Siguiendo los pasos de su padre, Fenocchi se graduó en ingeniería eléctrica en el Imperial College de Londres. Durante sus cuatro años en la universidad, Fenocchi desarrolló un gran interés por el software y la robótica. En su tercer año, participó en un proyecto de consultoría con IBM, donde aprendió sobre el programa IBM SkillsBuild e hizo cursos como Design Thinking e IBM watsonx Machine Learning Essentials.
Durante este proyecto, Fenocchi recibió el encargo de construir una mascota robótica, diseñada específicamente para introducir la inteligencia artificial a la población de edad avanzada en un formato reconfortante y familiar: un perro.
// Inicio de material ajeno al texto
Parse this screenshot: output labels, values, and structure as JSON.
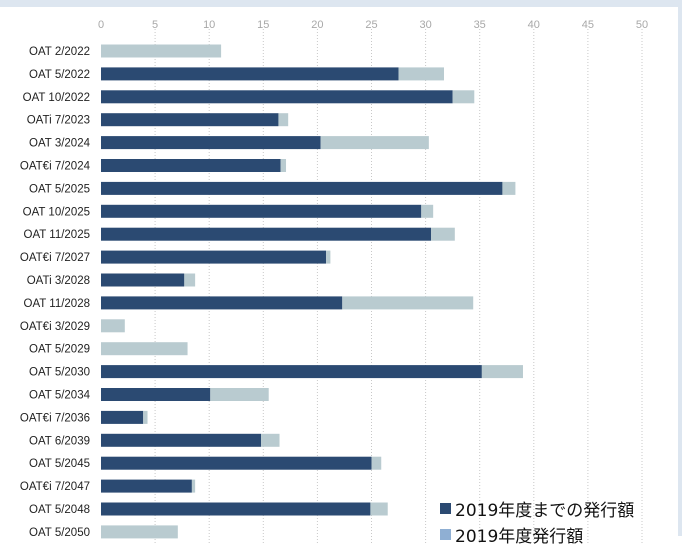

Para ayudar a facilitar la interacción entre el robot y sus usuarios, Fenocchi integró IBM watsonx Assistant en el diseño, lo que permitió a los usuarios comunicarse eficazmente con él. Esta capacidad permitió a las personas mayores preguntar sobre diversos temas, reproducir música y escuchar actualizaciones de noticias. Dice que explorar IBM SkillsBuild le ayudó a innovar durante este proceso al facilitar el pensamiento innovador mientras aprendía a aprovechar los datos.